Polypolish polishing
At this point your Trycycler+Medaka assembly is the best possible genome you can get using only ONT reads. If all went well, it should only contain small-scale errors (mostly single-bp substitutions and indels). The goal of short-read polishing is to fix these small-scale errors using Illumina reads.
Polypolish is a very safe polisher, i.e. it's unlikely to introduce any errors during polishing, so you should use it first. Follow the instructions in the Polypolish documentation. Make sure to do the insert-size filter step, as this can help a little bit with errors in repeats.
Other short-read polishing
At this point your Trycycler+Medaka+Polypolish assembly may be perfect! However, since Polypolish is conservative, it may have left some errors, e.g. in regions of low Illumina depth. So you should now try other short-read polishing tools to see if they make any changes. I recommend POLCA (because it has a low chance of introduced errors) and FMLRC2 (because it can sometimes fix errors other tools cannot). ntEdit, HyPo and NextPolish might also be worth a try, see the Polypolish paper for more details on these tools.

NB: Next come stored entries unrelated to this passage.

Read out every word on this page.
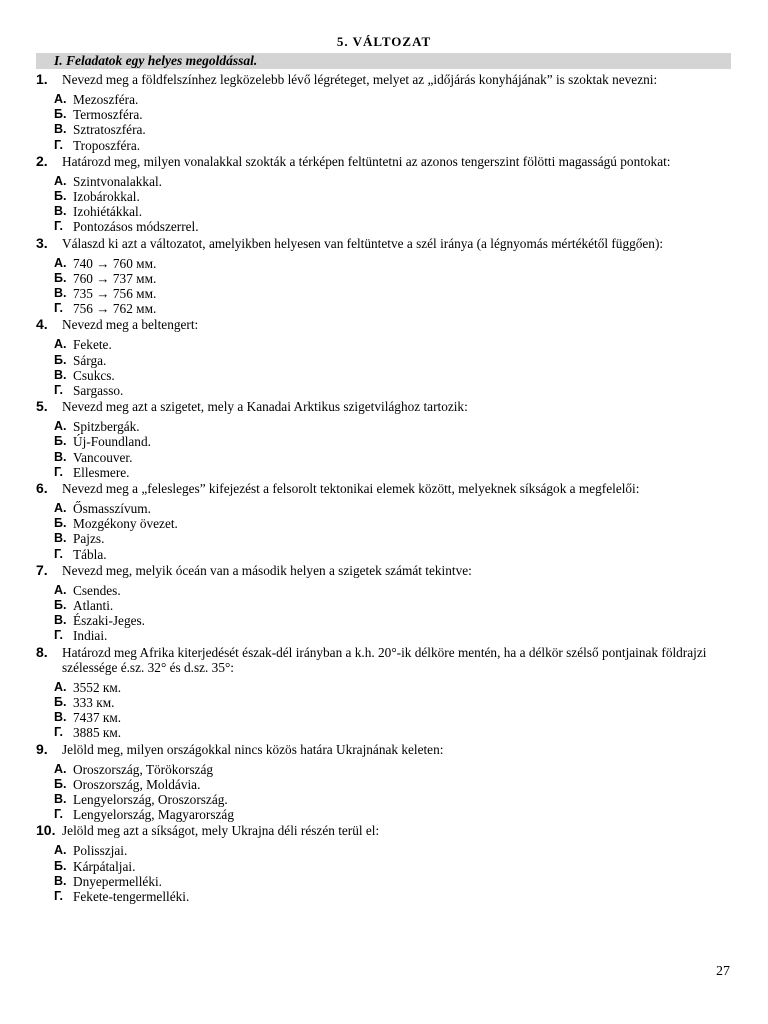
5. VÁLTOZAT
I. Feladatok egy helyes megoldással.
1.	Nevezd meg a földfelszínhez legközelebb lévő légréteget, melyet az „időjárás konyhájának” is szoktak nevezni:
А. Mezoszféra.
Б. Termoszféra.
В. Sztratoszféra.
Г. Troposzféra.
2.	Határozd meg, milyen vonalakkal szokták a térképen feltüntetni az azonos tengerszint fölötti magasságú pontokat:
А. Szintvonalakkal.
Б. Izobárokkal.
В. Izohiétákkal.
Г. Pontozásos módszerrel.
3.	Válaszd ki azt a változatot, amelyikben helyesen van feltüntetve a szél iránya (a légnyomás mértékétől függően):
А. 740 → 760 мм.
Б. 760 → 737 мм.
В. 735 → 756 мм.
Г. 756 → 762 мм.
4.	Nevezd meg a beltengert:
А. Fekete.
Б. Sárga.
В. Csukcs.
Г. Sargasso.
5.	Nevezd meg azt a szigetet, mely a Kanadai Arktikus szigetvilághoz tartozik:
А. Spitzbergák.
Б. Új-Foundland.
В. Vancouver.
Г. Ellesmere.
6.	Nevezd meg a „felesleges” kifejezést a felsorolt tektonikai elemek között, melyeknek síkságok a megfelelői:
А. Ősmasszívum.
Б. Mozgékony övezet.
В. Pajzs.
Г. Tábla.
7.	Nevezd meg, melyik óceán van a második helyen a szigetek számát tekintve:
А. Csendes.
Б. Atlanti.
В. Északi-Jeges.
Г. Indiai.
8.	Határozd meg Afrika kiterjedését észak-dél irányban a k.h. 20°-ik délköre mentén, ha a délkör szélső pontjainak földrajzi szélessége é.sz. 32° és d.sz. 35°:
А. 3552 км.
Б. 333 км.
В. 7437 км.
Г. 3885 км.
9.	Jelöld meg, milyen országokkal nincs közös határa Ukrajnának keleten:
А. Oroszország, Törökország
Б. Oroszország, Moldávia.
В. Lengyelország, Oroszország.
Г. Lengyelország, Magyarország
10. Jelöld meg azt a síkságot, mely Ukrajna déli részén terül el:
А. Polisszjai.
Б. Kárpátaljai.
В. Dnyepermelléki.
Г. Fekete-tengermelléki.
27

However, do NOT assume any changes made in this step are necessarily improvements. Rather, interpret them as hypotheses. Each changed region of the genome should be manually examined in IGV so you can decide whether or not you believe it. There can be tough cases which may take some detective work!
Final steps
Hopefully you now have a perfect genome assembly. If you really need to ensure its perfection, I'd encourage you to do the entire assembly process again, but with different data/tools/choices. If your second genome assembly is base-for-base identical to your first, that increases your confidence in its perfection. If not, you should look closely at the regions where they differ and try to understand what's going on.
I would also recommend doing a short-read-only assembly with your Illumina reads. This can help you to find missing replicons (e.g. due to underrepresentation in your ONT reads) or spurious contigs (e.g. due to contamination in your ONT reads).